Il est bien entendu que ces études préliminaires n’entraînent aucune obligation de votre part et que si à un moment donné on décide que les plans doivent être établis à Paris, je me considérerai suffisamment rémunéré par l’idée que j’aurai pu vous être agréable en faisant ce travail préliminaire. (Réau 1931)

Difficile de croire à la sincérité de l’architecte lorsqu’il affirmait son étude purement désintéressée.
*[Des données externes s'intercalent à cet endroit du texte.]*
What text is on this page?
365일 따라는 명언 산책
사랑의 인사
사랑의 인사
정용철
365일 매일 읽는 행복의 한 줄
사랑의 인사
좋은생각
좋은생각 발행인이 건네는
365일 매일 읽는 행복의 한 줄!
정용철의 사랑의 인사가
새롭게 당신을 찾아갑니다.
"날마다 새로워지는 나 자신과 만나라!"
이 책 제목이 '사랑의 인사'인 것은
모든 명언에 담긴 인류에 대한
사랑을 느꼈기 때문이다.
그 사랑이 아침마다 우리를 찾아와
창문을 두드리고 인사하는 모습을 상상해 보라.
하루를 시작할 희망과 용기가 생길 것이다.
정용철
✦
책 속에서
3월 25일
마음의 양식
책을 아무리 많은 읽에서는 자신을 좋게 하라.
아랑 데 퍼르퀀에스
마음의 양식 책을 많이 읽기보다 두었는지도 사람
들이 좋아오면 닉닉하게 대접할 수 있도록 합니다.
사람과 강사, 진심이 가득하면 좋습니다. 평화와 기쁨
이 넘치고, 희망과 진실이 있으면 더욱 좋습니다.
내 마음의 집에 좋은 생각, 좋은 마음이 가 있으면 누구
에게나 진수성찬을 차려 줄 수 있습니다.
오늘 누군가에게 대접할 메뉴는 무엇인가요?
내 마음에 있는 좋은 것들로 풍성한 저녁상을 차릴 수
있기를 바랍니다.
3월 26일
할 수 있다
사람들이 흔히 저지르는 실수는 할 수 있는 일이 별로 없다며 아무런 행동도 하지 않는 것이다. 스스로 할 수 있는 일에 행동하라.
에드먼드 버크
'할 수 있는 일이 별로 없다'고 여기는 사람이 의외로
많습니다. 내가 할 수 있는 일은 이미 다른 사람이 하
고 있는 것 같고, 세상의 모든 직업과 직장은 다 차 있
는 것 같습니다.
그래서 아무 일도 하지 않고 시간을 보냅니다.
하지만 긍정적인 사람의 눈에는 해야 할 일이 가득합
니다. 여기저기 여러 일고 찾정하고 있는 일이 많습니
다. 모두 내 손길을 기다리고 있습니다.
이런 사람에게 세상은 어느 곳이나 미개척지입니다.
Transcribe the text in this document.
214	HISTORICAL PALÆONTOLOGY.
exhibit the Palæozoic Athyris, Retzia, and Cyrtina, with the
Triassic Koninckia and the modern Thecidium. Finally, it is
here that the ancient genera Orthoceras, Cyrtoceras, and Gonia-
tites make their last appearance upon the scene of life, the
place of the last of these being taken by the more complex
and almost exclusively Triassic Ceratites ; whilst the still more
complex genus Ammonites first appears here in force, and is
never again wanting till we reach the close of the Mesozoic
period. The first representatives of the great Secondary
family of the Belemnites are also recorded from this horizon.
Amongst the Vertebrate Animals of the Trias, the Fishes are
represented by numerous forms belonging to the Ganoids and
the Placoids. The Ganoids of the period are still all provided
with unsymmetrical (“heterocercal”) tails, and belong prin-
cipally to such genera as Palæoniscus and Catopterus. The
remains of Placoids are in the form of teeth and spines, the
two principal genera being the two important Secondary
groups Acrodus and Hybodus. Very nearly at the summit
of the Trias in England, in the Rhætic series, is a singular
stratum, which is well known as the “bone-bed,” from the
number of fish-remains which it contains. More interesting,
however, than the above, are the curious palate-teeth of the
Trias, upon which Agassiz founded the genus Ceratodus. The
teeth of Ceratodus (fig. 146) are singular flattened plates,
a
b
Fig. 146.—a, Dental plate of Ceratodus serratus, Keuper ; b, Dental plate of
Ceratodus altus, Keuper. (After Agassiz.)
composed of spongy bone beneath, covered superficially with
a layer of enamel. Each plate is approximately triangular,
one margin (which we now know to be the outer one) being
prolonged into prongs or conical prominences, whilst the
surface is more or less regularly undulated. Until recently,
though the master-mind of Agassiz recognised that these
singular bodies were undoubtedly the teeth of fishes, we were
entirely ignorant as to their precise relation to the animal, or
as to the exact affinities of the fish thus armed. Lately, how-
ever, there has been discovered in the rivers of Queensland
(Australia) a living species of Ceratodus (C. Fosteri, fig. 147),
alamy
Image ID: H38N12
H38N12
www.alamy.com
Alors, son chantier de l’Université de Montréal était arrêté faute de fonds et même menacé d’arrêt définitif, sans compter que les durs effets de la crise suite au krach de 1929 avaient tari nombre de sources potentielles de commandes : obtenir la construction de l’ambassade relevait donc d’une opération de survie pour Cormier et son agence. Cependant la conventionnelle solution Cormier ne semble pas avoir soulevé l’enthousiasme. Aussi les manœuvres d’approche continuèrent-elles discrètement en 1934, cette fois en ciblant des architectes français établis aux États-Unis, malgré les préventions antérieures à ce sujet (Archives de l’ambassade 1934).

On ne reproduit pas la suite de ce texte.